On this new island we climbed a billion small feet to a windmill wherein we found four huge beetles and a werewolf that resembled Jamie Bell under an uncertain light. I climbed the unrailed spiral staircase and got that particularly vertiginous ditzy chill in my hands and legs, goated it back to terror, firmer. Joe made out with a beautiful cat and soon the two are to be wedded. Best of luck to the two lovebirds in their desperate, confused plight. Meanwhile, Cat On Plinth looked on enviously, though whether his eyes of verdant want took in Joe or his felancĂ© remains to be seen... The incessant boat-rocking wind nearly made me puke entire countries today.

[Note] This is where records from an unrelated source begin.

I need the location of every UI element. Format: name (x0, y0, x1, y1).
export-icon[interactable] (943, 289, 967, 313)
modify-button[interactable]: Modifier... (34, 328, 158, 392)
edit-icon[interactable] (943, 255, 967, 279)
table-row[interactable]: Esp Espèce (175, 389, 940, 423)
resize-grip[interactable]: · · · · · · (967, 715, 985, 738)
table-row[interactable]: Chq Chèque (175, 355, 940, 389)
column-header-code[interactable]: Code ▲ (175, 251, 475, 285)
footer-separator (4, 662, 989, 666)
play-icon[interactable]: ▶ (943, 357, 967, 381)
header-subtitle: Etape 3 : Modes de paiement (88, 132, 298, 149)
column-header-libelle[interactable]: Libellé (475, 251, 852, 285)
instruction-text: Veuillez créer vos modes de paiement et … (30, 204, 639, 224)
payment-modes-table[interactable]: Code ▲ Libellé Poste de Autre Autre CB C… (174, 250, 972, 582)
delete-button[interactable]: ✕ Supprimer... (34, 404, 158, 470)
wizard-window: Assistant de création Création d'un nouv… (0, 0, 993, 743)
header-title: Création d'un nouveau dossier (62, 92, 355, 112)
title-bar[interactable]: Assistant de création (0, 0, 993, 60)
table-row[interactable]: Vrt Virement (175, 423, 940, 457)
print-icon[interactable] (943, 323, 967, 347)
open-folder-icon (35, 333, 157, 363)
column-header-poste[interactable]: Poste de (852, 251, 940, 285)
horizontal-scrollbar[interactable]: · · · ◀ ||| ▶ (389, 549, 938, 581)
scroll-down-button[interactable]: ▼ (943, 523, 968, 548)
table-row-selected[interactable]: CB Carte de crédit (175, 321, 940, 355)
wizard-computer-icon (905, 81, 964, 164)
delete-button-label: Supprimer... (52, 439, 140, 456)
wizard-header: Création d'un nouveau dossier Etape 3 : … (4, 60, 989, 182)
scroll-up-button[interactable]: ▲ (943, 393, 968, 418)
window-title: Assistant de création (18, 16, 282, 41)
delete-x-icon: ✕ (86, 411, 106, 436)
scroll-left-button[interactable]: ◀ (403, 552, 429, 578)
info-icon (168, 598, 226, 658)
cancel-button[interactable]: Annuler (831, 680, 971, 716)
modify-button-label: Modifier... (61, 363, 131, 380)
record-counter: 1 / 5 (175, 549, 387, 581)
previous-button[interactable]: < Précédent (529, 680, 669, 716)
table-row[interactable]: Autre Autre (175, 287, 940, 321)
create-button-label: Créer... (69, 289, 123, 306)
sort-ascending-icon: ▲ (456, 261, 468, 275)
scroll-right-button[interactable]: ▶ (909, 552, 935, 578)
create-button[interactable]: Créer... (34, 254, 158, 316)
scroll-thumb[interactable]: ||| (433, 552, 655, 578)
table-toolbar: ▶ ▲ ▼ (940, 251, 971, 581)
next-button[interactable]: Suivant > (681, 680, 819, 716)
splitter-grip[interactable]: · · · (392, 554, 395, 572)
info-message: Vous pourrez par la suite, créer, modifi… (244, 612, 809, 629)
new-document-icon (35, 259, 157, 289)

Nevertheless we love Ithaca and at least cat marriages are legal here. And, and, and, I watched the sun unsheath itself from a shit of cloud earlier, with a front of the most ravishingly textured luminescence. And, yeah, obviously, a whole load of GOAT kicking out at y'all. PS. Petrol station directed by David Lynch. Cinematography by The Almost-Full of Moons. 
 
--- 

On this new island there is a smooth, muscular dog with an excellent jawline. On this new island there is a rough, muscular fisherman boy with an excellent jawline. On this new island the moon rises fat as soap and white as wine and almost full over a silhouetted hill. Keith Richards, in the neighbouring boat, has a great bandana and sells knots on the black market. We're nearly at the end of our two-week sojourn. Some of the knots we bought are starting to fray. A beautiful, wondrous and mad fortnight. With a sky vista lit and staged by Robert Wilson we ended our two-week Grecian sojourn on this new island of Dennis Nedry. I think we'll be very happy in our new home. 

 --- 

The totally full, bloated, sagging, yellow moon rose over a black mountain with an illusion of proximity so bonkers-ly close it may well have been a looming comet. The waiter in this closing night restaurant does not look like Alain Delon but DOES boast a similar sense of effortlessly seductive physical irresistability. Joe Nockles and I have only gotten through about half each of the seventeen-foot cigars that we bought on day one, in preparation for closing night. On this new island, the gaudy, high-kitsch boats rule. This pizza, accompanied by the soothing syrupy baying of Katie Melua, is the closest thing to calzone that I've ever known. Thank-you, Greece. It's been electrifying. 

 --- 

Last night in Greece, Keith Richards plied me with so much Metaxa that instead of doing karaoke I sprayed rainbow chunks up a u-bend. Then an ex-CIA agent told me how he had to go under the radar after loudly vocalising his protests against waterboarding. Headed back to the UK after two weeks of glorious, bonkers, hilarious, often sublime holiday. Our half-finished cigars are soaked. The Scottish guys who attempted to bribe lead crew into letting them steal a boat have been so staggeringly wankered throughout that when one of them injured his leg, the island doctor took one look and said 'your liver is fucked! Stop drinking, you mad, parodical Caledonian clown!'. They're sitting opposite me drinking orange juice as Bon Jovi soothes us into oblivion. Mine's a Metaxa, ta. I'd like to thank the sheer acting of Meryl Streep. But I'm not going to.